Studio album by Short Stack
- Released: 12 November 2010
- Recorded: 2009–2010
- Genre: Alternative rock, pop punk
- Label: Sunday Morning Records; Mercury;

Short Stack chronology
| Stack Is the New Black (2009) | This Is Bat Country (2010) | Art Vandelay (2013) |

Singles from This Is Bat Country
- "Sweet December" Released: 11 December 2009; "Planets" Released: 24 September 2010; "We Dance to a Different Disco, Honey" Released: 24 October 2010; "Heartbreak Made Me a Killer" Released: 25 March 2011;

= This Is Bat Country =

This Is Bat Country is the second official studio album by Australian pop punk band Short Stack, released through Sunday Morning Records on 12 November 2010. The band claims that the sound of their new music (which is a more rock sound) is not a change, but merely a progression from a more pop sound.

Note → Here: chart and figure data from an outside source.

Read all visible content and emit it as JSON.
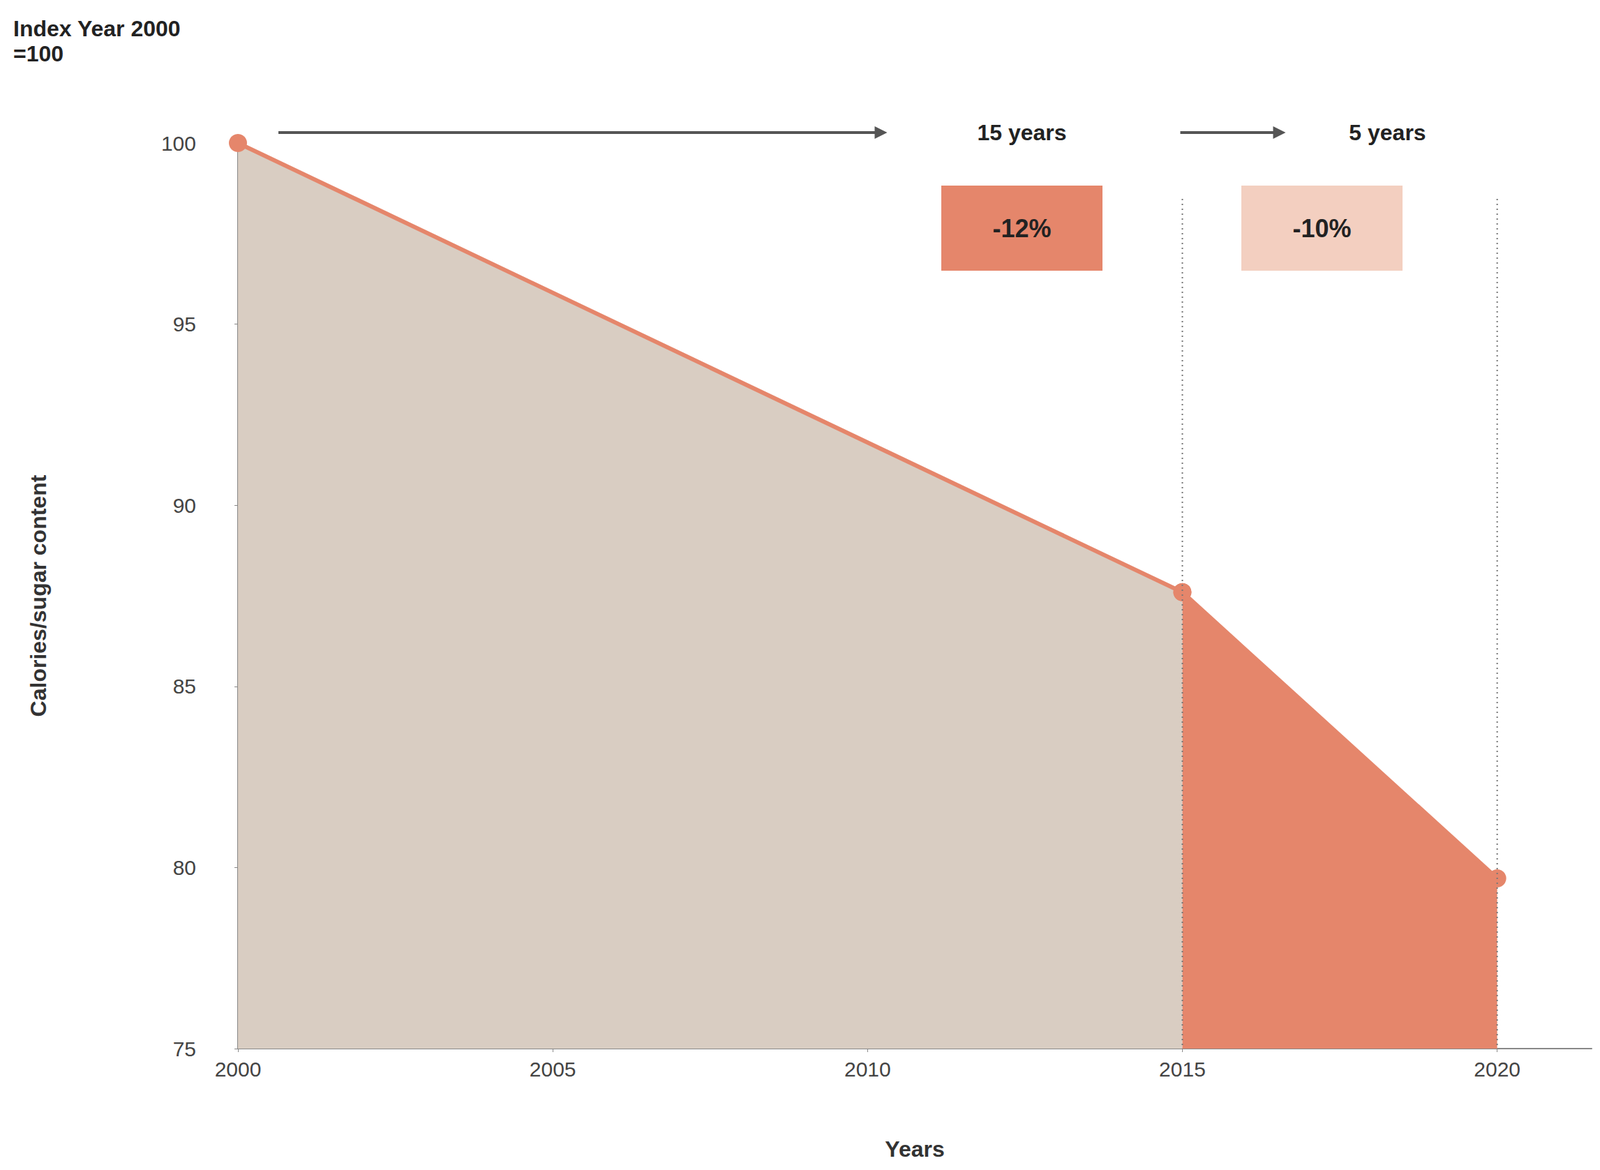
{
  "chart_data": {
    "type": "line",
    "title": "Index Year 2000 =100",
    "x_label": "Years",
    "y_label": "Calories/sugar content",
    "x": [
      2000,
      2015,
      2020
    ],
    "values": [
      100,
      87.6,
      79.7
    ],
    "color": "#e5866b",
    "marker": "circle",
    "grid": false,
    "xlim": [
      2000,
      2021.5
    ],
    "xticks": [
      2000,
      2005,
      2010,
      2015,
      2020
    ],
    "ylim": [
      75,
      100
    ],
    "yticks": [
      75,
      80,
      85,
      90,
      95,
      100
    ],
    "annotations": [
      {
        "text": "15 years",
        "change": "-12%"
      },
      {
        "text": "5 years",
        "change": "-10%"
      }
    ]
  }
}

The album peaked at number 6 on the ARIA charts and was certified gold.

Professional ratings
Review scores
| Source | Rating |
| Allmusic |  |
| The Border Mail |  |
| The Music Network | (favorable) |

==Track listing==

| No. | Title | Length |
|---|---|---|
| 1. | "Bat Country" | 4:49 |
| 2. | "The Cross" | 0:34 |
| 3. | "Planets" | 3:31 |
| 4. | "Are You Afraid of the Dark" | 4:18 |
| 5. | "Werewolves" (Previously released titled "Darling, I'll Be Your Werewolf") | 4:02 |
| 6. | "The Cannons" | 0:16 |
| 7. | "We Dance to a Different Disco, Honey" | 3:21 |
| 8. | "The Mercury" | 1:04 |
| 9. | "Heartbreak Made Me a Killer" | 3:43 |
| 10. | "Wendy" | 3:55 |
| 11. | "Sweet December" | 3:54 |
| 12. | "Ruby Red" | 3:57 |
| 13. | "The Thunder" | 0:22 |
| 14. | "Jack the Ripper" | 3:02 |
| 15. | "Sweet Emergency" | 1:09 |
| 16. | "Die Young Stay Pretty" (Additional lyrics by Shaun Jennings) | 3:28 |
| 17. | "Nothing at All" | 5:14 |
| 18. | "Are You Afraid of the Dark" (Bradie Remix; iTunes edition) | 4:00 |

==Charts==
===Weekly charts===

| Chart (2010/11) | Peak position |
|---|---|
| Australian Albums (ARIA) | 6 |

===Year-end charts===

| Chart (2010) | Position |
|---|---|
| Australia Albums Chart | 88 |
| Australian Artists Albums Chart | 23 |

==Certification==

| Region | Certification | Certified units/sales |
| Australia (ARIA) | Gold | 35,000^{^} |
^{^} Shipments figures based on certification alone.